Bula, a expressão nacional fijiana significa simultaneamente “olá” e “bem-vindo” e é normalmente proferida com um sorriso nos lábios.
Em Fiji, todo o contacto começa por ela e passa a amizade pela kava, uma espécie de soro obtido das raízes da planta homónima. Não demorámos muito a experimentá-la.
Chegados à foz do Navua, juntamo-nos a um grupo prestes a subir o rio até às enigmáticas Namosi Highlands. A primeira parte da expedição contempla uma visita a um matagali (aldeia típica), e, como manda a tradição, inclui uma cerimónia de recepção com partilha desta bebida.
Do lado da aldeia, é o chefe Tui quem conduz o protocolo. Em representação dos estrangeiros, está um líder de conveniência escolhido pelo guia local, com a concordância do resto da comitiva. Os dois ficam sentados frente a frente, ladeados pelos outros elementos da sua representação.
A Fastidiosa Cerimónia Fijiana da Kava
Dá-se, então, uma troca interminável de palavras entre Tui e o guia William – seu filho e herdeiro do cargo – de que se destacam, pela repetição, inúmeros naka, diminutivos do obrigado fijiano, que, na íntegra, se pronúncia vinaka.

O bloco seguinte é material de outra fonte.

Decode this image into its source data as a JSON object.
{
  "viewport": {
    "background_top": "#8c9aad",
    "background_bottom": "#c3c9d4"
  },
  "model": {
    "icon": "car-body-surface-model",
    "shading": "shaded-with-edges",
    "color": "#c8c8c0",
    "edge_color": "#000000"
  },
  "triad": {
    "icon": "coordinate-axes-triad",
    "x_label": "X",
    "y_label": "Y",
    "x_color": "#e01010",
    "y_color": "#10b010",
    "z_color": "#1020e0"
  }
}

Terminado o diálogo, o chefe Tui espreme as raízes de kava para uma tanoa – um grande recipiente esculpido em madeira. A bebida, alcoólica e amarga, é finalmente servida aos participantes e gera reacções distintas que vão da repulsa à indiferença.
Habituados ao desconforto dos forasteiros, os anfitriões dão início a exibições de danças tradicionais meke, primeiro masculinas e guerreiras, depois, graciosas, femininas.

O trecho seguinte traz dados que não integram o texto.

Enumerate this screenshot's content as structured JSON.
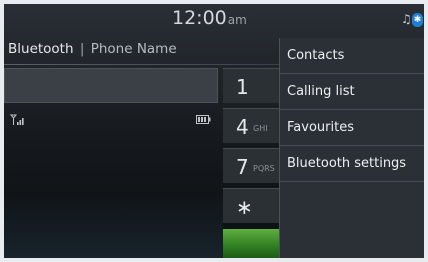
{
  "status_bar": {
    "time": "12:00",
    "ampm": "am",
    "icons": [
      "music-note-icon",
      "bluetooth-icon"
    ],
    "bluetooth_glyph": "✱"
  },
  "header": {
    "title": "Bluetooth",
    "separator": "|",
    "phone_name": "Phone Name"
  },
  "keypad": {
    "keys": [
      {
        "digit": "1",
        "letters": ""
      },
      {
        "digit": "4",
        "letters": "GHI"
      },
      {
        "digit": "7",
        "letters": "PQRS"
      },
      {
        "digit": "∗",
        "letters": ""
      }
    ]
  },
  "menu": {
    "items": [
      {
        "label": "Contacts"
      },
      {
        "label": "Calling list"
      },
      {
        "label": "Favourites"
      },
      {
        "label": "Bluetooth settings"
      }
    ]
  },
  "colors": {
    "accent_bluetooth": "#1e7fd8",
    "call_green": "#4a9c30",
    "background": "#15191d"
  }
}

Após o almoço, o carismático William retoma a palavra e, descreve o passado longínquo da sua aldeia e a arrepiante vida tribal das Namosi Highlands.
É sem razões contemporâneas para receio que regressamos ao Navua, com o plano de vencer o caudal para chegar às terras altas da cordilheira. Banal nas imediações do oceano, o rio depressa muda de aparência.

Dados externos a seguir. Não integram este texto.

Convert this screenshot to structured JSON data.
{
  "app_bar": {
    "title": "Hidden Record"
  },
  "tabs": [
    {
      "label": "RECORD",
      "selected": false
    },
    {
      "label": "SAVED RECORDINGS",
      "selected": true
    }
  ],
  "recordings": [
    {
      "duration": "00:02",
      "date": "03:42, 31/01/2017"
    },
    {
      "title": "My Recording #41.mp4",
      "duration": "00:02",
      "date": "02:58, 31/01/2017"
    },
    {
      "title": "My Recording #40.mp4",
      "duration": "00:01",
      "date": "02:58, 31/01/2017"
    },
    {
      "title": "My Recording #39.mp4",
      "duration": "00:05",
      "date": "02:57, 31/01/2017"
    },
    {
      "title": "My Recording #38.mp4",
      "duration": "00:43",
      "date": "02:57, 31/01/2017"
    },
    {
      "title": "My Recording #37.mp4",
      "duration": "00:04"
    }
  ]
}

E, quando menos se espera, surge ladeado por “florestas” impenetráveis de glória da manhã, bambu e de vegetação rival que criam cenários sombrios. O nevoeiro adensa-se a partir das margens e retoca o ambiente para as novas narrativas arrepiantes de William.
O Longo Passado de Canibalismo das Ilhas de Fiji
Este, aproveita a envolvência enigmática e relembra que o canibalismo fez parte de Viti Levu e de grande parte da melanésia durante mais de 2500 anos e que a mais sofisticada forma de vingança para uma tribo de Fiji – o supra-sumo do insulto às rivais – era, até há menos de um século, naquelas mesmas margens, comer os inimigos.
Poupa a comitiva aos pormenores realmente macabros.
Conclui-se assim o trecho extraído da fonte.